The fight is over how to widen Route 1 near Fort Belvoir: by paving over part of a historic plantation that was once part of George Washington’s estate, or by building a bypass through beloved horse stables.
But before the federal government could make its decision, Woodlawn Stables’ landlord announced Friday that it would not renew the stables’ lease, meaning that the business will be forced to close by 2016 regardless of where the highway is widened.
The decision is the latest bad news for the stables, which have operated in Mount Vernon under various owners for more than 40 years. It comes after a months-long debate over where to widen the traffic-clogged highway, one that also matched the stables against their landlord, the nonprofit National Trust for Historic Preservation.
“It’s a shame,” said Del. Scott A. Surovell (D-Mount Vernon), who represents the area. “I don’t think this is what the community there wanted.”
“We’re blindsided,” said Shelley Castle, of the group Save Woodlawn Stables.
Woodlawn’s attorney said the business could have to shut much sooner than 2016, given that construction on Route 1 is slated to begin next year.
Plans to widen the highway in southeast Fairfax have been on the table for decades, but they took on new urgency in 2005 when the Department of Defense announced that its Base Realignment and Closure plan would add thousands of jobs to Fort Belvoir, which only worsened congestion along Route 1.

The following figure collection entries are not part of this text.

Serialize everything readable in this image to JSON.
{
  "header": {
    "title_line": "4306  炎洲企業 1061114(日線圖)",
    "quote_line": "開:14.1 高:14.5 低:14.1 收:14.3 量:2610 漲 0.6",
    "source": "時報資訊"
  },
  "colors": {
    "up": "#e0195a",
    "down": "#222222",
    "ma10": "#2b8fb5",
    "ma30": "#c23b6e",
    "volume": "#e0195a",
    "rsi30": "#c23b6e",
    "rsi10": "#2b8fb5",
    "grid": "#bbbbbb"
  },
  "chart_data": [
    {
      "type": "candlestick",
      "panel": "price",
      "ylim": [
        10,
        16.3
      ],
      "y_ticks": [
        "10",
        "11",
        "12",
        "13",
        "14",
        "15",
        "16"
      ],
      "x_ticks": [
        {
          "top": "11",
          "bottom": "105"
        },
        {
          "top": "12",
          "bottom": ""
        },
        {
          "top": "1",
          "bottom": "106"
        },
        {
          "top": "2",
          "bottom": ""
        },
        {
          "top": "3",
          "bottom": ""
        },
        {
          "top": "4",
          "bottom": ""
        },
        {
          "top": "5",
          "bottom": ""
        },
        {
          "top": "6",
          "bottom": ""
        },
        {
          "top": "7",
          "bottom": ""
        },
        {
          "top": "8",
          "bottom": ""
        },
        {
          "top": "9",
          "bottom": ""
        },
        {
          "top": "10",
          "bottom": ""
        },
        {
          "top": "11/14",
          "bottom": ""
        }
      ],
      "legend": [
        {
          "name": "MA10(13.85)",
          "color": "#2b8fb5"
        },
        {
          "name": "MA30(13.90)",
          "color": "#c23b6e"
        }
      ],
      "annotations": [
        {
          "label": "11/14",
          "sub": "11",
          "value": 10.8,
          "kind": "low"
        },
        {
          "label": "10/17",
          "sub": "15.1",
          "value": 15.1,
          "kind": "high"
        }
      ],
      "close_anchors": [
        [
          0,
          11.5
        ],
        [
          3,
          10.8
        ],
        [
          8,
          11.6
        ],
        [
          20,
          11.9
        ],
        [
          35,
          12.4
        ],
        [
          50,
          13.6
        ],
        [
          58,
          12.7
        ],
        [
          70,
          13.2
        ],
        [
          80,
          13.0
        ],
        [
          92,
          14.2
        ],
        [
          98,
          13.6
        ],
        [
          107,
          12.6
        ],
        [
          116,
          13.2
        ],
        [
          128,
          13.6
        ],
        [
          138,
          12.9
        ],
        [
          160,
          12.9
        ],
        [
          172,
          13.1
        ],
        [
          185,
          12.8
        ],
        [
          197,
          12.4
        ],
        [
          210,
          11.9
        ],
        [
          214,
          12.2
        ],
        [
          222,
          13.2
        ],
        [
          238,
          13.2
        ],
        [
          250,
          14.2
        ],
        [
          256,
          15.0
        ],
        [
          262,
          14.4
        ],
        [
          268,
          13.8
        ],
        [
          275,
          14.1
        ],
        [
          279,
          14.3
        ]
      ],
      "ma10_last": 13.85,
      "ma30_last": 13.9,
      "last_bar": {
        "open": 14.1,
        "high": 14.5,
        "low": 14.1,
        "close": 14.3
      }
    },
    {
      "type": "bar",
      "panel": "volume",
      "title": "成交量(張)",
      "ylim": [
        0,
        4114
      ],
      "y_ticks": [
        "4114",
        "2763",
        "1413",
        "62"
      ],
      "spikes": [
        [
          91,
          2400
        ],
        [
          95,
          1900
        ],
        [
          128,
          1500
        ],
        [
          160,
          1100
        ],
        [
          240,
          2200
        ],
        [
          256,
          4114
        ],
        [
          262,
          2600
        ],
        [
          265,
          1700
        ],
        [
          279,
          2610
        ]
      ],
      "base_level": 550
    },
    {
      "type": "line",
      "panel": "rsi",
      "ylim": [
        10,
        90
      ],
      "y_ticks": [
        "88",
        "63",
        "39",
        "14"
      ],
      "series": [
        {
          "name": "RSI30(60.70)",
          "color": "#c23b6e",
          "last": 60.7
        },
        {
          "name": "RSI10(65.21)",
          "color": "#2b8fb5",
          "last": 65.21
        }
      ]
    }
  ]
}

Money for the project, $180 million in federal funding, was finally secured in November, and that set off the debate over where to build in an area with lots of historical significance but little open space.
One option, to widen the road along its current path between Telegraph Road and Route 235, would have required a Baptist church to exhume and move about 100 graves.
Woodlawn Plantation, once a part of George Washington’s Mount Vernon estate, would have had to give up an entire hillside.
The alternative, to build a bypass to the south, would pave over a large portion of the stables. Both the stables’ land and Woodlawn Plantation are owned by the National Trust, which advocates the bypass option.
Despite intense opposition from the stables’ supporters, it has become clear in recent weeks that the Federal Highway Administration will almost certainly choose the bypass, although no formal decision has been announced.
The stables’ owner, Cindy Mitchell, couldn’t be reached Friday to comment. She has said that she’s looked for a new location but hasn’t found one.
Despite efforts by the FHA to rework the bypass option to allow the stables to continue operating, David Fiske, Mitchell’s attorney, said that staying open during and after construction would be “very difficult.”
Mitchell took over the stables with her mother, who recently died, in the early 1990s. The business has about 30 employees and offers boarding and riding lessons.
Officials with the National Trust said they made the decision so early because the stables had been asking them to. Although the 55-acre parcel would be affected by a bypass, it still could be used by another tenant. The National Trust said it chose not to renew the stables’ lease because it didn’t want to commit to an option without considering others that might generate more money.
“The lease is not sustainable and extending it would not be a prudent business decision,” the National Trust’s executive vice president, David Brown, said in a statement.
“Once the effects of the highway project on Woodlawn are better understood, the National Trust will consider all options for the property, including proposals from public or private parties.”